Friday, 10th March 2023 - 11am Emile van Krieken : Seminar

 

Title:  Optimisation of Neurosymbolic Learning Systems

 

Abstract:

Recent work in Neurosymbolic Learning studies how to combine neural networks with background knowledge. This talk gives an overview of my PhD work, which explores the optimisation dynamics of Neurosymbolic Learning systems. We find two challenges for Neurosymbolic Learning: Firstly, the discrete-continuous gap, i.e. how to optimise deep systems with continuous and discrete reasoning.
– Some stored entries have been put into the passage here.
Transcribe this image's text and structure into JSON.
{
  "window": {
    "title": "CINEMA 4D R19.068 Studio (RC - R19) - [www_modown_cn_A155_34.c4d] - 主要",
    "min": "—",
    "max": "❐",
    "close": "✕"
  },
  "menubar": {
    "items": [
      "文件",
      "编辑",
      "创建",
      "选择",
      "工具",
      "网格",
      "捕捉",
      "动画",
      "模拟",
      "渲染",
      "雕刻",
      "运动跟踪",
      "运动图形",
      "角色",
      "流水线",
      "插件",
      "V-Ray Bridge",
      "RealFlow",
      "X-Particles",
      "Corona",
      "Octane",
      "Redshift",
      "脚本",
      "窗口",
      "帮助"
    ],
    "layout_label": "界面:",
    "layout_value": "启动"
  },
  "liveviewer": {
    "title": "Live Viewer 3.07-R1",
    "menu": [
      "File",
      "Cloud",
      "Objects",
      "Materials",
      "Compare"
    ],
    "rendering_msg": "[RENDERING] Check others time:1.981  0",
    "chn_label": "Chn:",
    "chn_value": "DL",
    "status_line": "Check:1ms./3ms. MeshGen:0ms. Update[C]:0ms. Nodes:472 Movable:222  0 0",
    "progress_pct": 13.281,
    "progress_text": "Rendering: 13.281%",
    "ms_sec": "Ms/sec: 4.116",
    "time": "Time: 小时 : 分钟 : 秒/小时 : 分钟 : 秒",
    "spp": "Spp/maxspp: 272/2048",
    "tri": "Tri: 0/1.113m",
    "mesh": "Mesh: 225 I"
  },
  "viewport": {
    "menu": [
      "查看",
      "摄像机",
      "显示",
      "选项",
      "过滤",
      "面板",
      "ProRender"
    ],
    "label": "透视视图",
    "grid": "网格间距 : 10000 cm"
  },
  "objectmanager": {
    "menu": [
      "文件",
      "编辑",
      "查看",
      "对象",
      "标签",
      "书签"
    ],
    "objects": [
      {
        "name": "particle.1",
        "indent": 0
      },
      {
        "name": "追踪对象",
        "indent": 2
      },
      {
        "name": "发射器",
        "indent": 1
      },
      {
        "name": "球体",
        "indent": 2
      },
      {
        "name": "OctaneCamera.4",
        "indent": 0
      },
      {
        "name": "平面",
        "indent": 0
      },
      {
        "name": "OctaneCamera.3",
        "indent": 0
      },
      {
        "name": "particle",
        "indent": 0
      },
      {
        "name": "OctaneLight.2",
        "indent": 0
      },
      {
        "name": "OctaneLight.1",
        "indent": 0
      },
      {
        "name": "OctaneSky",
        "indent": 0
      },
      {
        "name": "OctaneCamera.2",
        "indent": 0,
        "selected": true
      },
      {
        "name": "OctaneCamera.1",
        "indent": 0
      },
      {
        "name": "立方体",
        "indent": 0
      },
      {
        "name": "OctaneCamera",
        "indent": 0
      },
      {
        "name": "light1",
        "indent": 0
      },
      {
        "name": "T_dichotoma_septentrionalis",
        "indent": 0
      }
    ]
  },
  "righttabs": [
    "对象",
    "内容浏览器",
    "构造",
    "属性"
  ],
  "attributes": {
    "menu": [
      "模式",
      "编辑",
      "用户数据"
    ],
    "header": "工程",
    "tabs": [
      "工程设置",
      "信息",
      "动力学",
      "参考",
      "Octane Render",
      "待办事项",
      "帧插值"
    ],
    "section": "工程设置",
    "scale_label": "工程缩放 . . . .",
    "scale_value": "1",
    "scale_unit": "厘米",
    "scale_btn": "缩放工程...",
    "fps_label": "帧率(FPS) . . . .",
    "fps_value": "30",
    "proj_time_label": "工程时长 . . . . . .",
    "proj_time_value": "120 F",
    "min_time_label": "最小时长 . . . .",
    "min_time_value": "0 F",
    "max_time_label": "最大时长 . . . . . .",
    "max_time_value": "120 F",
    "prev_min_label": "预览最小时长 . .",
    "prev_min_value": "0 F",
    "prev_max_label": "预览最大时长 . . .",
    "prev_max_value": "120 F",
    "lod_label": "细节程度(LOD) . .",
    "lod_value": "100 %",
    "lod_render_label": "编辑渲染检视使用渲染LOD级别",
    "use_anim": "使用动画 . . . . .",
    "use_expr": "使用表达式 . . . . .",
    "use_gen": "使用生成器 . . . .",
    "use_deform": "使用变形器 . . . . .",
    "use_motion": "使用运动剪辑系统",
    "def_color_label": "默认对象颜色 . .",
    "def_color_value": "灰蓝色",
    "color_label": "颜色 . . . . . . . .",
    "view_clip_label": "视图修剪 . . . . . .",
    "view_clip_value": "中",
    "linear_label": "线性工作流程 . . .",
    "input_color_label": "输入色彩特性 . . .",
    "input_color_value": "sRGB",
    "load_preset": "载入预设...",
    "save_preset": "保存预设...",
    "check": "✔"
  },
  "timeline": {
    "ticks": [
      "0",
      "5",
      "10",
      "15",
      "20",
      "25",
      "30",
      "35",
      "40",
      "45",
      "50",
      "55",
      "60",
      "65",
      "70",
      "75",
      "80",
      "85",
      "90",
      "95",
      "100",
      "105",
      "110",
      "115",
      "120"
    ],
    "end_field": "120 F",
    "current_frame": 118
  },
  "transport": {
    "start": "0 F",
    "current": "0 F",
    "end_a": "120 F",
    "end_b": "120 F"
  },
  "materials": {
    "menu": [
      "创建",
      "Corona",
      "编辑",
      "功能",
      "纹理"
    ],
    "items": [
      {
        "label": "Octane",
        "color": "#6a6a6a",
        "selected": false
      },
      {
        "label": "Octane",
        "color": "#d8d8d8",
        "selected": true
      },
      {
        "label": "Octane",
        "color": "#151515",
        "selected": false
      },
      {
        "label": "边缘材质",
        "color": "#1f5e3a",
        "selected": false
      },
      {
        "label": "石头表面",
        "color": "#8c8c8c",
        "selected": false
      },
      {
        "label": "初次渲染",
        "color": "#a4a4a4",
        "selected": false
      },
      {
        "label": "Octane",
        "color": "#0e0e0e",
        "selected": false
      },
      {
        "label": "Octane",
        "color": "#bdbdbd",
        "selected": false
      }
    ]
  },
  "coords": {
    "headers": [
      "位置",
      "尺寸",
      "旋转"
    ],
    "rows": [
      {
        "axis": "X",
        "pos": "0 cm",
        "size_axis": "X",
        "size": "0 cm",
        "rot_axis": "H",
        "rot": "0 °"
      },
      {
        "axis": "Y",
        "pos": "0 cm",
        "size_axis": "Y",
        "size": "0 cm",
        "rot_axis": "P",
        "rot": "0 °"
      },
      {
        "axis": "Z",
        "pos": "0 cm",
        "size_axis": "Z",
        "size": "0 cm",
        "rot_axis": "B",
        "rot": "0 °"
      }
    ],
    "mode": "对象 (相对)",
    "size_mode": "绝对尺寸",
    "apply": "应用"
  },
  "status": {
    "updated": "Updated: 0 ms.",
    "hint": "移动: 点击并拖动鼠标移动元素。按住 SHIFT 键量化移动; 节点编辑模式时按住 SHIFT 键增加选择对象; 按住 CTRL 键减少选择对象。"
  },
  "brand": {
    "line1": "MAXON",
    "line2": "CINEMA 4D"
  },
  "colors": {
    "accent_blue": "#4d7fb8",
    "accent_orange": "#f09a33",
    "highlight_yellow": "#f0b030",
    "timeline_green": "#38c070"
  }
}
Secondly, the symbol grounding problem, i.e. how to use deep learning to give real-world meaning to symbols. We study how ideas from fuzzy and probabilistic logics tackle these challenges. We find that the gradients of these logics perform symbol grounding. Furthermore, we study how ideas from gradient estimation can help scale probabilistic logics and develop A-NeSI, a highly scalable approximate inference method for probabilistic logics.

 

Bio:

Emile van Krieken is a PhD student in the Learning and Reasoning group at the Vrije Universiteit Amsterdam. His research combines symbolic reasoning and machine learning, or "Neurosymbolic Learning". He studied fuzzy logics for Neurosymbolic reasoning and developed Storchastic, a general framework for stochastic automatic differentiation. More recently, he introduced A-NeSI, a highly scalable neurosymbolic method that uses neural networks for symbolic inference.